3) The stuff the BNF grammar doesn't cover is tacked on with some other methods. In practice, it seems like a two-pass parser would be ideal: one recursive pass to deal with templates and other substitution-type things, then a second pass with the actual grammar of most of the language. The first pass is of necessity recursive, so there's probably no point in having it spend the time to repeatedly parse italics or whatever, when it's just going to have to do it again when it substitutes stuff in. Further rendering passes are going to be needed, e.g., to insert the table of contents. Further parsing passes may or may not be needed.
4) All of this breaks a thousand different corner cases and half the parser tests. The implementers carefully go through every failed parser test, rewrite it to the actual output, and carefully justify why this is the correct course of action. Or just assume it is, depending on the level of care.
5) A PHP implementation of the exact same grammar is implemented. How practical this is, I don't know, but it's critical unless we want pretty substantially different behavior for people using the PHP module versus not. It is not acceptable to force third parties to use a PHP module, nor to grind their parser to a halt (which a naive compilation of the grammar into PHP would probably do).
6) Everything is rolled out live. Pages break left and right. Large complaint threads are started on the Village Pump, people fix it, and everyone forgets about it. Developers get a warm fuzzy feeling for having finally succeeded at destroying Parser.php.
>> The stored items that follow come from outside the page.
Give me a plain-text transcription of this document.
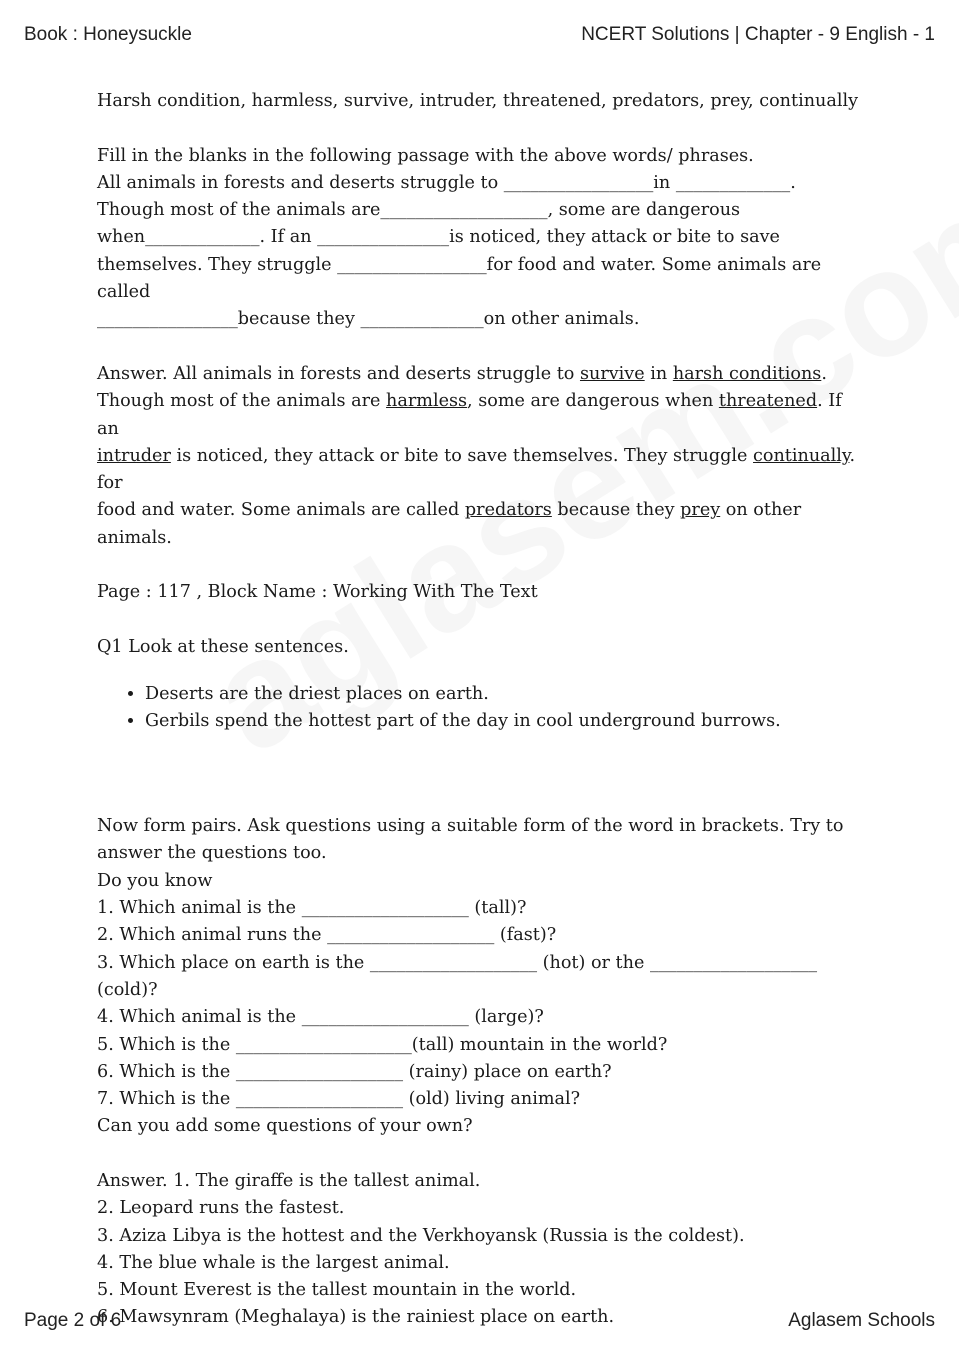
Book : Honeysuckle	NCERT Solutions | Chapter - 9 English - 1

Harsh condition, harmless, survive, intruder, threatened, predators, prey, continually

Fill in the blanks in the following passage with the above words/ phrases.
All animals in forests and deserts struggle to _________________in _____________.
Though most of the animals are___________________, some are dangerous
when_____________. If an _______________is noticed, they attack or bite to save
themselves. They struggle _________________for food and water. Some animals are called
________________because they ______________on other animals.

Answer. All animals in forests and deserts struggle to survive in harsh conditions.
Though most of the animals are harmless, some are dangerous when threatened. If an
intruder is noticed, they attack or bite to save themselves. They struggle continually. for
food and water. Some animals are called predators because they prey on other animals.

Page : 117 , Block Name : Working With The Text

Q1 Look at these sentences.

• Deserts are the driest places on earth.
• Gerbils spend the hottest part of the day in cool underground burrows.

Now form pairs. Ask questions using a suitable form of the word in brackets. Try to
answer the questions too.
Do you know
1. Which animal is the ___________________ (tall)?
2. Which animal runs the ___________________ (fast)?
3. Which place on earth is the ___________________ (hot) or the ___________________
(cold)?
4. Which animal is the ___________________ (large)?
5. Which is the ____________________(tall) mountain in the world?
6. Which is the ___________________ (rainy) place on earth?
7. Which is the ___________________ (old) living animal?
Can you add some questions of your own?

Answer. 1. The giraffe is the tallest animal.
2. Leopard runs the fastest.
3. Aziza Libya is the hottest and the Verkhoyansk (Russia is the coldest).
4. The blue whale is the largest animal.
5. Mount Everest is the tallest mountain in the world.
6. Mawsynram (Meghalaya) is the rainiest place on earth.

Page 2 of 6	Aglasem Schools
This is if it's to be done properly. A semi-formal specification that's not directly useful for parsing pages would involve a lot less work and perhaps correspondingly less benefit. It could still improve operability with third parties dramatically; perhaps that's the only goal other people have in mind, not the ability to compile a parser with some yacc equivalent. I don't know.
On 11/7/07, Steve Bennett stevagewp@gmail.com wrote:
Not to mention that BNF is not really suited to the task. BNF is supposed to answer the question "does text A match grammar B?" However, essentially all wikitext is "valid" - so we're really looking for something that answers the question "how should text A be rendered" or "what is the meaning of text A" or even "how should text A be converted into a decorated* syntax tree".
BNF does that. The *language* generated by a grammar is distinct from the grammar itself: two grammars can be different but generate the same language. In this case, the language might be the set of all strings, but applying the grammar to a string gets us a parse tree, which is what we want. Specifically, yacc and similar programs (e.g., bison) will execute provided code snippets every time they encounter a particular terminal symbol from the grammar, or something like that, I gather. This should be able to include appending to an HTML output string.